What do other LLMs think about the quality of other LLMs when compared to humans?
SEAHORSE is a dataset introduced for multilingual, multifaceted summarization evaluation. The dataset consists of 96K summaries with human ratings along six quality dimensions: comprehensibility, repetition, grammar, attribution, main ideas, and conciseness[11†source].
The main idea of this project is to utilize Language Learning Models (LLMs) to evaluate the quality of summaries generated by other machine learning models. These evaluations will be compared to the human ratings present in the SEAHORSE dataset, and the consistency between human and model evaluations will be analyzed. The parameters being considered are:
- Comprehensibility: The summary can be read and understood by the rater.
- Repetition: The summary is free of unnecessarily repeated information.

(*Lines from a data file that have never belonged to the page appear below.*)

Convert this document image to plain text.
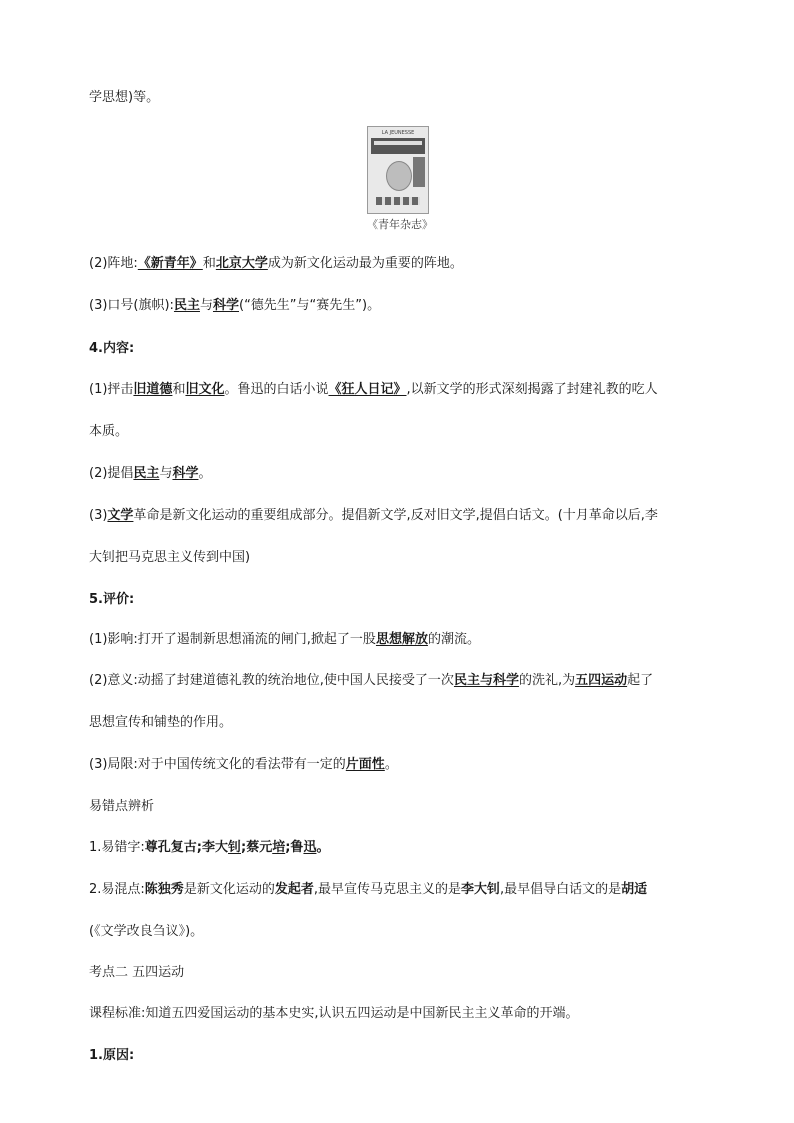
学思想)等。
LA JEUNESSE
《青年杂志》
(2)阵地:《新青年》和北京大学成为新文化运动最为重要的阵地。
(3)口号(旗帜):民主与科学(“德先生”与“赛先生”)。
4.内容:
(1)抨击旧道德和旧文化。鲁迅的白话小说《狂人日记》,以新文学的形式深刻揭露了封建礼教的吃人
本质。
(2)提倡民主与科学。
(3)文学革命是新文化运动的重要组成部分。提倡新文学,反对旧文学,提倡白话文。(十月革命以后,李
大钊把马克思主义传到中国)
5.评价:
(1)影响:打开了遏制新思想涌流的闸门,掀起了一股思想解放的潮流。
(2)意义:动摇了封建道德礼教的统治地位,使中国人民接受了一次民主与科学的洗礼,为五四运动起了
思想宣传和铺垫的作用。
(3)局限:对于中国传统文化的看法带有一定的片面性。
易错点辨析
1.易错字:尊孔复古;李大钊;蔡元培;鲁迅。
2.易混点:陈独秀是新文化运动的发起者,最早宣传马克思主义的是李大钊,最早倡导白话文的是胡适
(《文学改良刍议》)。
考点二 五四运动
课程标准:知道五四爱国运动的基本史实,认识五四运动是中国新民主主义革命的开端。
1.原因:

- Grammar: The summary is grammatically correct.
- Attribution: All of the information provided by the summary is fully attributable to the source article.
- Main Ideas: The summary captures the main idea(s) of the source article.
- Conciseness: The summary concisely represents the information in the source article.
The objective of this project is to evaluate how well LLMs align with human judgment in evaluating the quality of summaries generated by other models, providing insight into the reliability and limitations of LLMs as evaluators of summarization quality. Currently the objective used is MSE between human vs model generated ratings.